How to present view controller modally with custom transition animation v2.0

Good day. It has been about a year since my first publication.

Today, this publication, among the rest, is the most read, which, of course, suggests an idea of supplementing and expanding the material based on the development experience gained. In this article, you, as before, will find a solution that allows you to modally present a screen with custom animation and, additionally, swipe the presented view using the physics of real objects — UIKit Dynamics, as well as implement the effect of resistance when swiping outside the limits — Rubber Band Effect. In the example, the SnapKit library was used to speed up the layout development process (simplify the creation of constraints).

Custom animation presentation

For learning purposes, an usual UIViewController was created with an orange background color and a single "Present" button, by tapping on which a new screen is presented.

At the same time, this UIViewController implements the UIViewControllerTransitioningDelegate protocol. The implementation of this protocol allows you to specify a custom class as an animator. The link to the animator must be stored, since ARC will deinit this object otherwise and the application will crush during the presentation.

The animator class, again, is pretty straightforward to implement. For convenience, the presenting and presented UIViewControllers are passed to the initializer, as well as the isPresenting property, which is responsible for what the animator is used for — presenting or dismissing the screen.

The animateTransition(using:) method is also worth noting here. First, a snapshot of the presentation screen is created and added to the containerView of the animation context. If this is not done, then the area under the presented screen will be empty. Above the snapshot, the presented view is already added. Before starting the animation, the presented UIViewController needs to load the view and perform the layout process. This is indicated by lines 44 and 45. The animation itself is implemented in the presented UIViewController, in the slide(direction:) method, so it is enough to call this method in UIView.animate(withDuration:animation:). In the example, the call to this method is refined with additional parameters to add a springy effect and interactivity during animation.

The slide(direction:) method slides the vContent vertically in the direction that is passed as an argument to the method. Those, when presenting, vContent is positioned outside the screen, and is slides up to the desired height. When dismissing, vContent is slides down outside the screen. Also during animation, the alpha of the background changes, this helps the user to focus on the content of the presented screen.

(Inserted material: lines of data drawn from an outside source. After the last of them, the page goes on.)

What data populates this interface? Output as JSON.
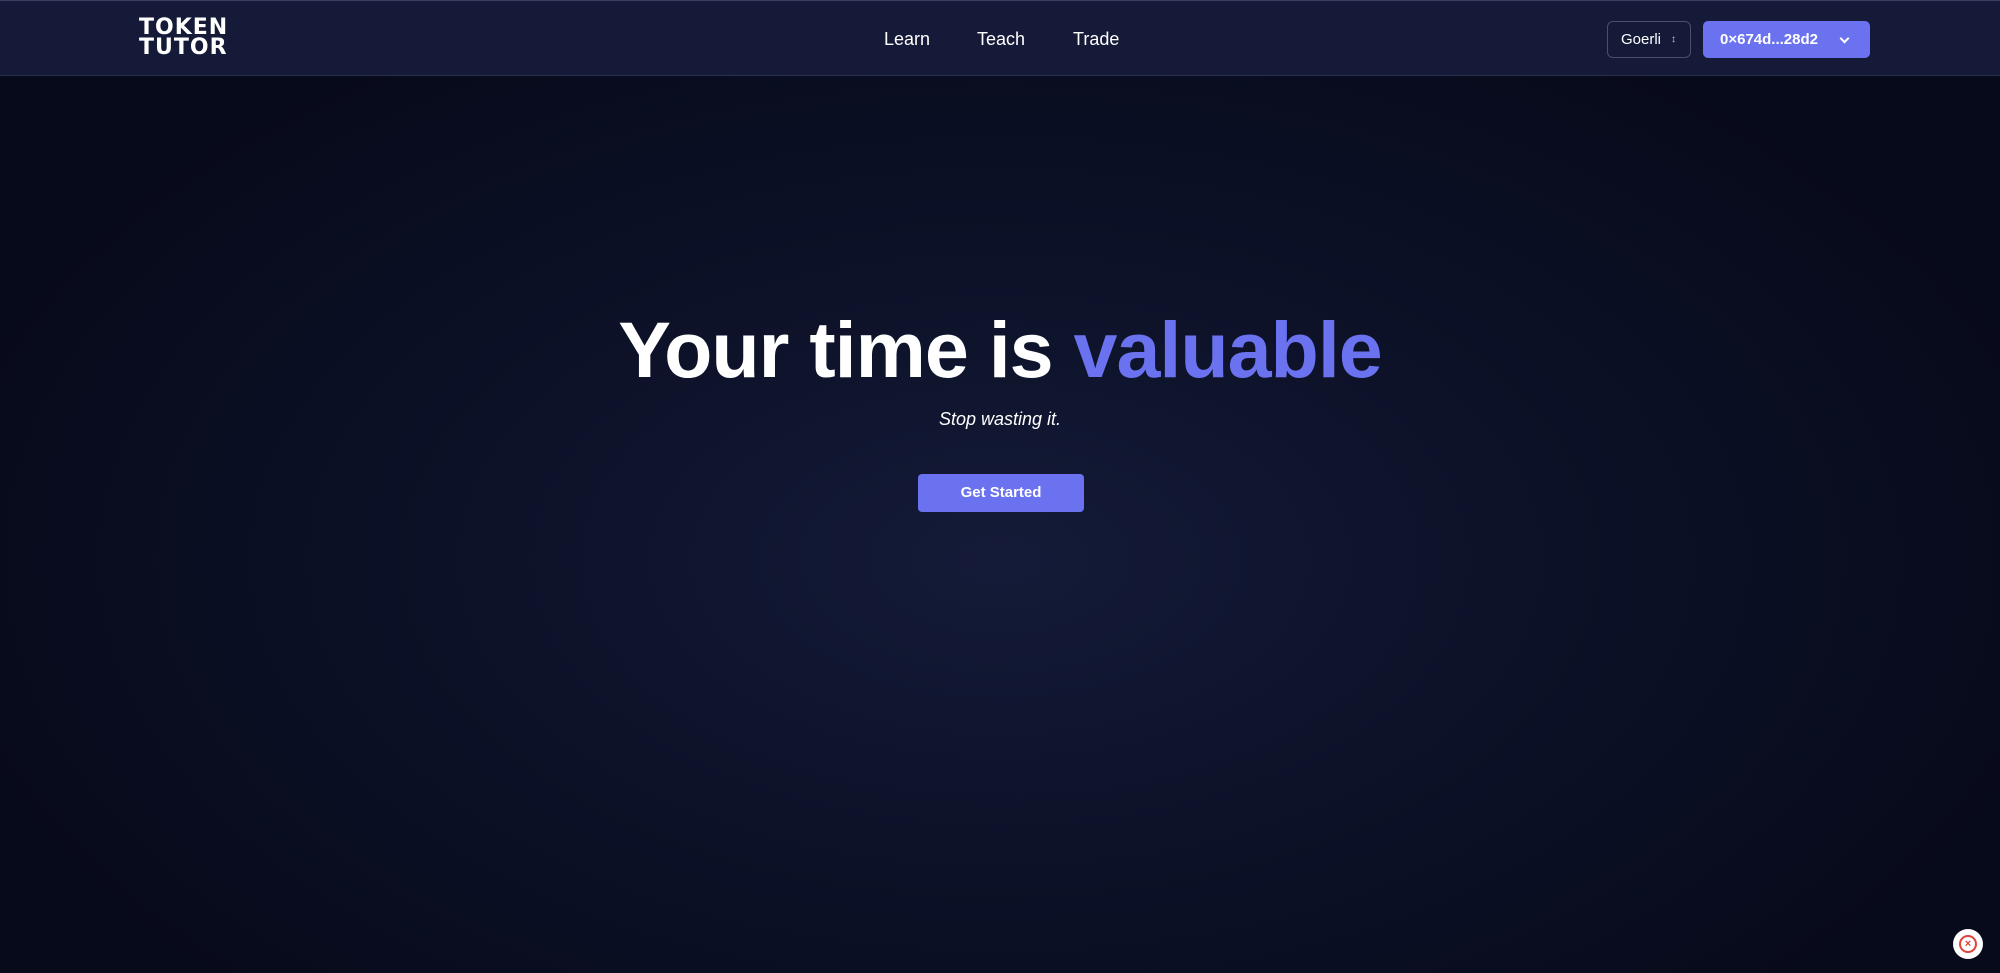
{
  "header": {
    "logo": {
      "line1": "TOKEN",
      "line2": "TUTOR"
    },
    "nav": [
      {
        "label": "Learn"
      },
      {
        "label": "Teach"
      },
      {
        "label": "Trade"
      }
    ],
    "network": {
      "selected": "Goerli"
    },
    "wallet": {
      "address": "0×674d...28d2"
    }
  },
  "hero": {
    "title_main": "Your time is",
    "title_accent": "valuable",
    "subtitle": "Stop wasting it.",
    "cta_label": "Get Started"
  },
  "colors": {
    "accent": "#6a72f0",
    "header_bg": "#151a38",
    "page_bg": "#0b1026",
    "helper_icon": "#e0413a"
  },
  "icons": {
    "network_selector": "updown-chevron-icon",
    "wallet_menu": "chevron-down-icon",
    "floating_helper": "close-circle-icon"
  }
}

Physics of real objects with translation of the presented screen

Based on data from a verified source (I mean a manufacturer, i.e. Apple)

it becomes obvious that in order to take into account the velocity of vContent it is necessary to use UIKitDynamics objects. There are many examples of using these objects, so it’s just worth briefly describing why a combination of three UIDynamicBehavior was used.

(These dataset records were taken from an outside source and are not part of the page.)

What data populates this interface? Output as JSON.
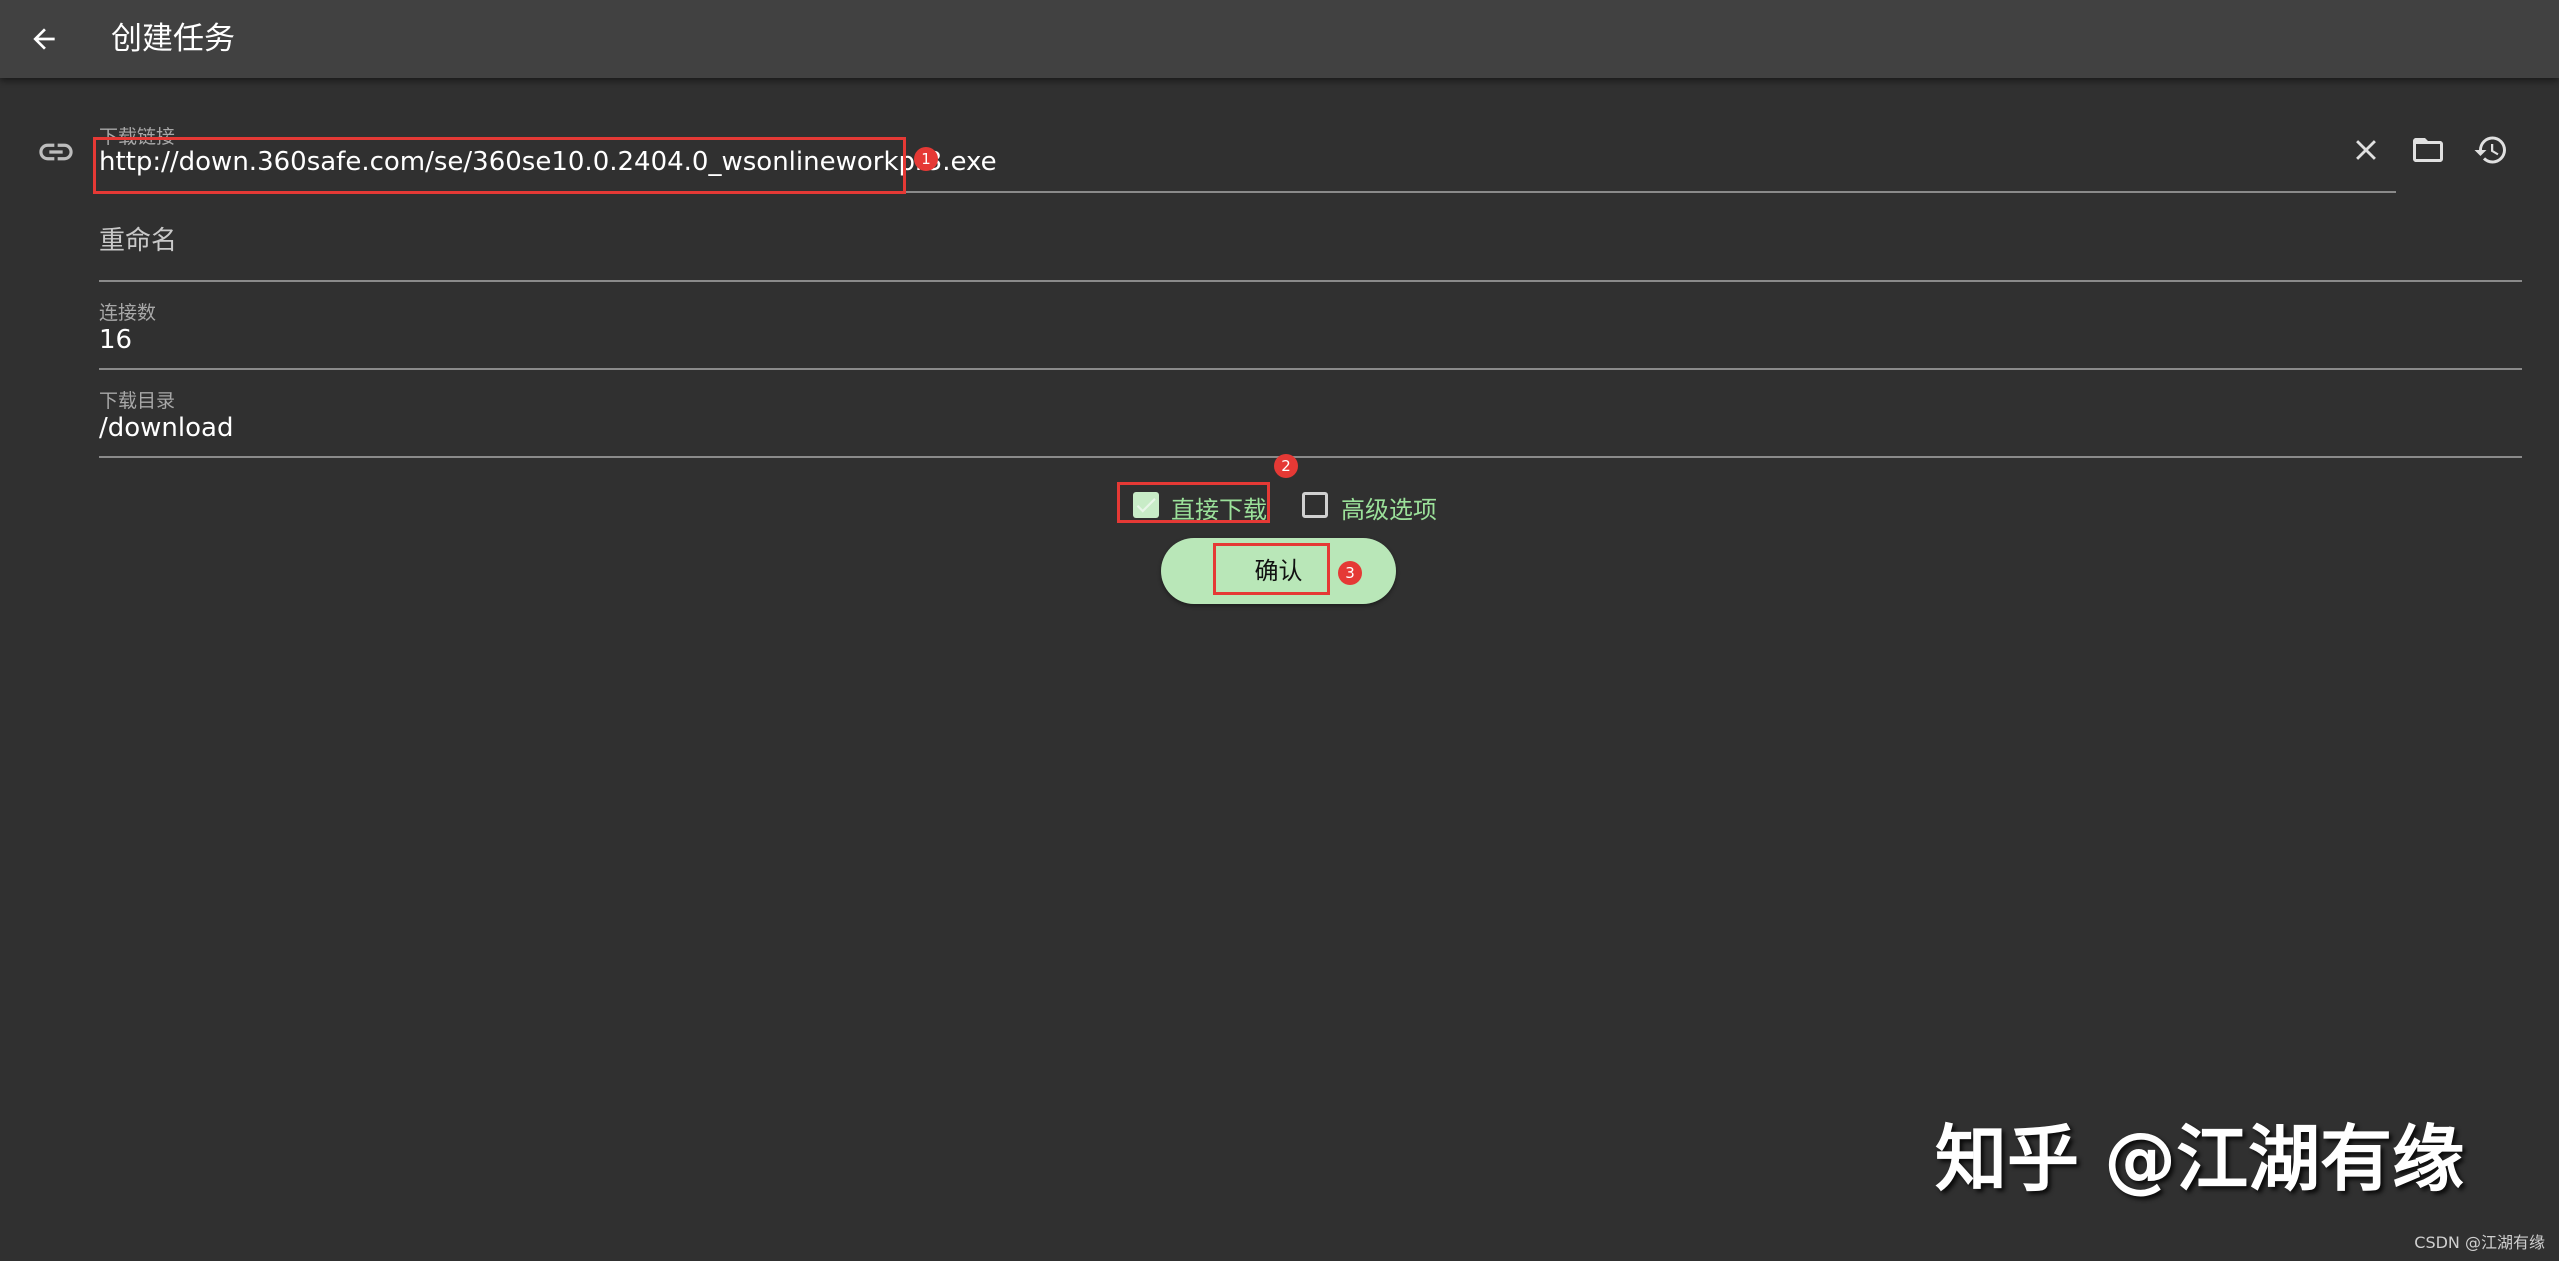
{
  "appbar": {
    "title": "创建任务",
    "back_icon": "arrow-left-icon"
  },
  "form": {
    "url_field": {
      "label": "下载链接",
      "value": "http://down.360safe.com/se/360se10.0.2404.0_wsonlineworkpr3.exe",
      "icon": "link-icon",
      "actions": [
        "clear-icon",
        "folder-icon",
        "history-icon"
      ]
    },
    "rename_field": {
      "placeholder": "重命名",
      "value": ""
    },
    "connections_field": {
      "label": "连接数",
      "value": "16"
    },
    "directory_field": {
      "label": "下载目录",
      "value": "/download"
    },
    "options": {
      "direct_download": {
        "label": "直接下载",
        "checked": true
      },
      "advanced_options": {
        "label": "高级选项",
        "checked": false
      }
    },
    "confirm_button": {
      "label": "确认"
    }
  },
  "annotations": {
    "badge_1": "1",
    "badge_2": "2",
    "badge_3": "3"
  },
  "watermarks": {
    "zhihu": "知乎 @江湖有缘",
    "csdn": "CSDN @江湖有缘"
  },
  "colors": {
    "background": "#303030",
    "appbar": "#414141",
    "accent_green": "#9be19a",
    "button_green": "#b9e7b8",
    "annotation_red": "#e53935"
  }
}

UIAttachmentBehavior.slidingAttachment(with:attachmentAnchor:axisOfTranslation:) — used to disable horizontal translation (set by the axisOfTranslation argument).

UIDynamicItemBehavior(items:) — used to give vContent the acceleration (velocity, which is calculated by the UIPanGestureRecognizer) with which the user performed the translation. The resistance is additionally set so that the animation is not too fast.

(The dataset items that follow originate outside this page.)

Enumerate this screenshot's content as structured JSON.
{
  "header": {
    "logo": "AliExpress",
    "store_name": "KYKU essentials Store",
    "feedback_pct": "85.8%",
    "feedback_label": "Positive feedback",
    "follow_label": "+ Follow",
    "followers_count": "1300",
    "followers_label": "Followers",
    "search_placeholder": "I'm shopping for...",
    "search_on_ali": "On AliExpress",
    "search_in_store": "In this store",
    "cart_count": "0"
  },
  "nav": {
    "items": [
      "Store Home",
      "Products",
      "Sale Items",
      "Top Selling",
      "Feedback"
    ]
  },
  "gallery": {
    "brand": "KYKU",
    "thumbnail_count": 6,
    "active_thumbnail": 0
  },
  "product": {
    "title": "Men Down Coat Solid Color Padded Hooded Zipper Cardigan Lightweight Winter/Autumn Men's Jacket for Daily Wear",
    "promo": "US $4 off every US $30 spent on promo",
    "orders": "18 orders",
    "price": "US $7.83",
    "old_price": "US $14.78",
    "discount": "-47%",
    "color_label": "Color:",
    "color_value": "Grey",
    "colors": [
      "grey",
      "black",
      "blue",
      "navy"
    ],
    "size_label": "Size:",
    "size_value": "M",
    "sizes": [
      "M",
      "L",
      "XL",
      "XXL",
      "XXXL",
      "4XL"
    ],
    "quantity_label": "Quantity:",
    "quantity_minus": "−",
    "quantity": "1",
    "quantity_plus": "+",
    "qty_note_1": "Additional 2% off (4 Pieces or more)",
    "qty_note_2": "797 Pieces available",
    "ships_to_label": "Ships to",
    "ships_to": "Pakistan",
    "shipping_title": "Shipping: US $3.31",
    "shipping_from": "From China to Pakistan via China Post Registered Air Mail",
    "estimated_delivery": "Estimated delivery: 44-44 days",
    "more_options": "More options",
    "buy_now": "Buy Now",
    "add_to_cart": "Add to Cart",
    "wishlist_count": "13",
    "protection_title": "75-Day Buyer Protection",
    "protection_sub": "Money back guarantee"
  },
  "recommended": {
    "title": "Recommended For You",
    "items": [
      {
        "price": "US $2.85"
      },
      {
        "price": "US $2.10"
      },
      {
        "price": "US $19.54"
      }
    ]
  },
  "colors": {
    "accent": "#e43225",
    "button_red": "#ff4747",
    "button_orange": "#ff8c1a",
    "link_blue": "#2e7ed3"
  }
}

And finally, UISnapBehavior(item:snapTo:) is used to snap view to the desired point. When you drag an object, it will tend to the specified point. There is a more subtle way of pinning to a point — using UIAttachmentBehavior(item:attachedTo:) instead of snap. However, this is to complicated, adjust friction, distance, etc.

Together with the UIPanGestureRecognizer, this combination allows you to create a very nice translation animation that takes velocity into account.

Rubber band effect when swiped out of bounds

As you may have noticed, apple system applications implement resistance, which increases when the modal screen is moved out of bounds. Obviously, when calculating the translation, the logarithm is involved in the formula, since the larger the translation, the stronger the resistance.

Having studied a little the textbook of arithmetic of Ancient Egypt and the latest discovery of the Nobel laureate in the field of astrophysics

, managed to derive a formula that calculates the translation with resistance. Of course, a slightly different solution is implemented in the Apple system (the Planck constant is probably used), but even without this coefficient it was possible to recreate a fairly acceptable solution.

Everything is quite simple, the limits are set in before and then, when translating, new coordinates of vContent are calculated.

Conclusion

About a year has passed since the publication of the previous article on this topic and it is very pleasant to share new experience with other developers. Let me wish you a great mood and that’s it.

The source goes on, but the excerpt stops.